The 38-year-old openly gay rabbi led Sha'ar Zahav — a Reform congregation with outreach to gays and lesbians — for 11 years. He left the pulpit there last year, primarily to spend more time with his partner, journalist and poet Dan Bellm, and the couple's son Adam, who just started first grade.

After a year away from organized Jewish life, however, "I really missed doing the Jewish stuff in the community," he says.

Of course, Kahn will bring aspects of his Sha'ar Zahav experience to his new position at Stanford. The San Francisco congregation prides itself on diversity and emphasizes member participation in all aspects of synagogue life.

"It's much more important for me to teach a class about how to lead services than for me to actually lead the service," Kahn says. "That's where I think my Sha'ar Zahav experience is a great transitional model."

In joining Hillel, Kahn replaces Rabbi Ari Cartun, who left the Stanford office last summer after 21 years. Cartun earned a reputation as an innovative risk-taker who often opted for colorful visibility when it came to promoting Hillel activities and Jewish landmarks.

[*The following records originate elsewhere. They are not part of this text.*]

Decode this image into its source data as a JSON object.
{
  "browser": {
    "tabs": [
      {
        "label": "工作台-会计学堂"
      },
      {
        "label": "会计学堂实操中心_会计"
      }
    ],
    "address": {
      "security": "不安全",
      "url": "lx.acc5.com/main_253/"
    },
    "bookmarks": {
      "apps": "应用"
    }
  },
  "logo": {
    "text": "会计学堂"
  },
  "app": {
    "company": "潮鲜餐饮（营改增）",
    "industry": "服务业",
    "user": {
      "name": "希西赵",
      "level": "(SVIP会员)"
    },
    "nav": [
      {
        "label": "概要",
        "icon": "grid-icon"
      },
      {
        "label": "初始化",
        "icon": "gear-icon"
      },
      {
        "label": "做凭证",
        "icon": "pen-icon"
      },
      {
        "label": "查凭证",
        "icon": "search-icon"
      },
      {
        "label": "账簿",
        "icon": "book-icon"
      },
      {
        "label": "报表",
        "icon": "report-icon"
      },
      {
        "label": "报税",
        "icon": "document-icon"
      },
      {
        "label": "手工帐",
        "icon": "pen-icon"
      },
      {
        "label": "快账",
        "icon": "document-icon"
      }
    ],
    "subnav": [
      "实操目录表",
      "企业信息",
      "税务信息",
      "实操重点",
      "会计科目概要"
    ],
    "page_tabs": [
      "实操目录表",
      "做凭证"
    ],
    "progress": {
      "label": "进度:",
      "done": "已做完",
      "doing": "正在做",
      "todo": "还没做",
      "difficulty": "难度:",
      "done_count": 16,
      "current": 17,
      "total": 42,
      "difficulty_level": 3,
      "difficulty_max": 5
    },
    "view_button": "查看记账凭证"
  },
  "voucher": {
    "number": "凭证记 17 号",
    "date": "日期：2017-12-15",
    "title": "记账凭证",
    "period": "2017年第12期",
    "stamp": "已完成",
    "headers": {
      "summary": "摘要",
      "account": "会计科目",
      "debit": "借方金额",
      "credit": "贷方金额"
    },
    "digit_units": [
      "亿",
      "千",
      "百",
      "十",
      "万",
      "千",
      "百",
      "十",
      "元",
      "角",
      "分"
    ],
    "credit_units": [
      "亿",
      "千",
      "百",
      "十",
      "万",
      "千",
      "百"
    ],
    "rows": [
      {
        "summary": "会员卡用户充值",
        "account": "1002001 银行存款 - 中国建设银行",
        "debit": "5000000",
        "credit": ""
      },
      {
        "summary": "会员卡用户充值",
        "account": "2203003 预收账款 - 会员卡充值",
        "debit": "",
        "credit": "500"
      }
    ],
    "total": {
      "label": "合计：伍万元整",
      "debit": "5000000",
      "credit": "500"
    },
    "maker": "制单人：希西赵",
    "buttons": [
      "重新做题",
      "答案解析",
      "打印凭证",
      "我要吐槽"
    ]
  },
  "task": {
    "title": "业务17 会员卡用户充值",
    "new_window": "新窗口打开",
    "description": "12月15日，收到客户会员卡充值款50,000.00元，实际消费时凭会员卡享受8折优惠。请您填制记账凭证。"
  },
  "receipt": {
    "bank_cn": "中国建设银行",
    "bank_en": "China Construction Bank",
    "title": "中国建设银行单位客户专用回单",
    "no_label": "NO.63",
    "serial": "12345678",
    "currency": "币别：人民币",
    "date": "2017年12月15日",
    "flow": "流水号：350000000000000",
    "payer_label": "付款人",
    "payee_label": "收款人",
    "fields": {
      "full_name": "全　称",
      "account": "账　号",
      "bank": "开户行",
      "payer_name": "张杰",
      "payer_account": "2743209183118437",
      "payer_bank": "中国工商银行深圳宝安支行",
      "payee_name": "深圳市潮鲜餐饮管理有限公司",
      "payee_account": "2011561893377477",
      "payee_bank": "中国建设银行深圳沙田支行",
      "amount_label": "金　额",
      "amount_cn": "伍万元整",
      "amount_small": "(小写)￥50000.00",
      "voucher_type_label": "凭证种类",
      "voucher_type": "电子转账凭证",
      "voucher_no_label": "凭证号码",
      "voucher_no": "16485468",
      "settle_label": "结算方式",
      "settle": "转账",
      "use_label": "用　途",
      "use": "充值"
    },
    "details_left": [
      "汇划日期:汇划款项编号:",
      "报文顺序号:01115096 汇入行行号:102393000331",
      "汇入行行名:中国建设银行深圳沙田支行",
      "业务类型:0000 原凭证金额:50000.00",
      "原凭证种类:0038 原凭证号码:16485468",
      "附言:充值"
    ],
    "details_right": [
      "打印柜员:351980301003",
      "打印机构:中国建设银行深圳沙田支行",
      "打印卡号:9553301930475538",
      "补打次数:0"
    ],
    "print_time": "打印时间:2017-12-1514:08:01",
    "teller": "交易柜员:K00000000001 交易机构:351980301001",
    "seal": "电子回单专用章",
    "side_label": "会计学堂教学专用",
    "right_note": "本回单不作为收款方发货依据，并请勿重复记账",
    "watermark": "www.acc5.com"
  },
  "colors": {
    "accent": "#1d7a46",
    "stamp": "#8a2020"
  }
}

Many of the traditions Cartun started will abide under Kahn's tutelage — a student intern program, for example, and a Hillel library.

At the same time, "tradition has a vote, but not a veto," Kahn adds. "We want to build on the traditions that have been inherited, and also start building new traditions that work for us."

Now, a year after Cartun's departure, students appear eager to once again have a permanent leader at their helm — and they seem happy that Kahn is their man.

"He seems like a very warm person, very personable, really enthusiastic for what we want to do," says Laurie Hahn, a senior majoring in history and an active member of Hillel. "He's adding a lot of energy and really pushing Hillel off to a good start this year."

Michael Cowan, vice president of Hillel's board, echoes the sentiment. "He has just plunged right in and taken charge," Cowan says. "He has a vast Jewish knowledge and loves working with young people. We're thrilled he accepted our offer."